There were the ones to be expected, like the waterfall of pink roses and bright purple blooms that blanketed her coffin, the white and pink blossoms on the cross-shaped arrangement, the red rose heart on the altar, and the long-stemmed single pink-and-white roses her closest family members offered as a farewell.
Others were smaller and specially for McGhee. On about half of the crowd, a small loop of pale pink ribbon with a tiny rosebud winked from a dress or a lapel.
“It’s in memory of Courtney,” said one mourner quietly.
Codner echoed the words McGhee’s family wrote in her obituary as he delivered the eulogy, remembering her as “beautiful, bubbly, smart, loving and courageous.” But one of those words stood out from the rest.

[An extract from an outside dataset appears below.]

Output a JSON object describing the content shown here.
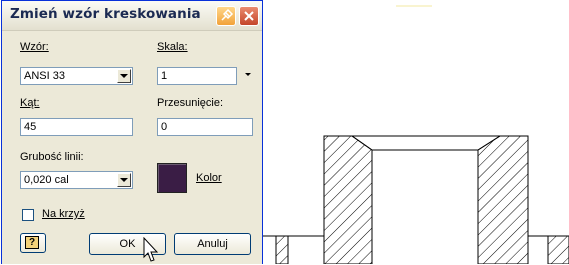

“Bubbly. If I had to choose one single word to define her, that would be it,” he said. “She brought joy to everyone who was around her.”
She also brought a desire to help.
In 2016, her nephew, R.J. Shirey, then 15, was injured in a hunting accident, shot with a 12-gauge shotgun, ultimately losing his leg. Codner remembered McGhee’s first instinct, asking the Grace Baptist community for prayers. A bank manager, her second instinct was financial, and she set up a GoFundMe page to raise money to help with the medical bills. She helped collect $5,450 for him over the course of a year.
In four days, people touched by McGhee or her story have raised $3,600 for her family. McGhee left behind a 13-year-old daughter, two sisters and her parents. Her husband, Charles McGhee, is in Centre County Correctional Facility without bail, charged with killing his wife and setting fire to their home.
At the graveside, McGhee’s loved ones lingered, hugging and saying tearful goodbyes to each other, the kind of goodbyes they didn’t get to say to her.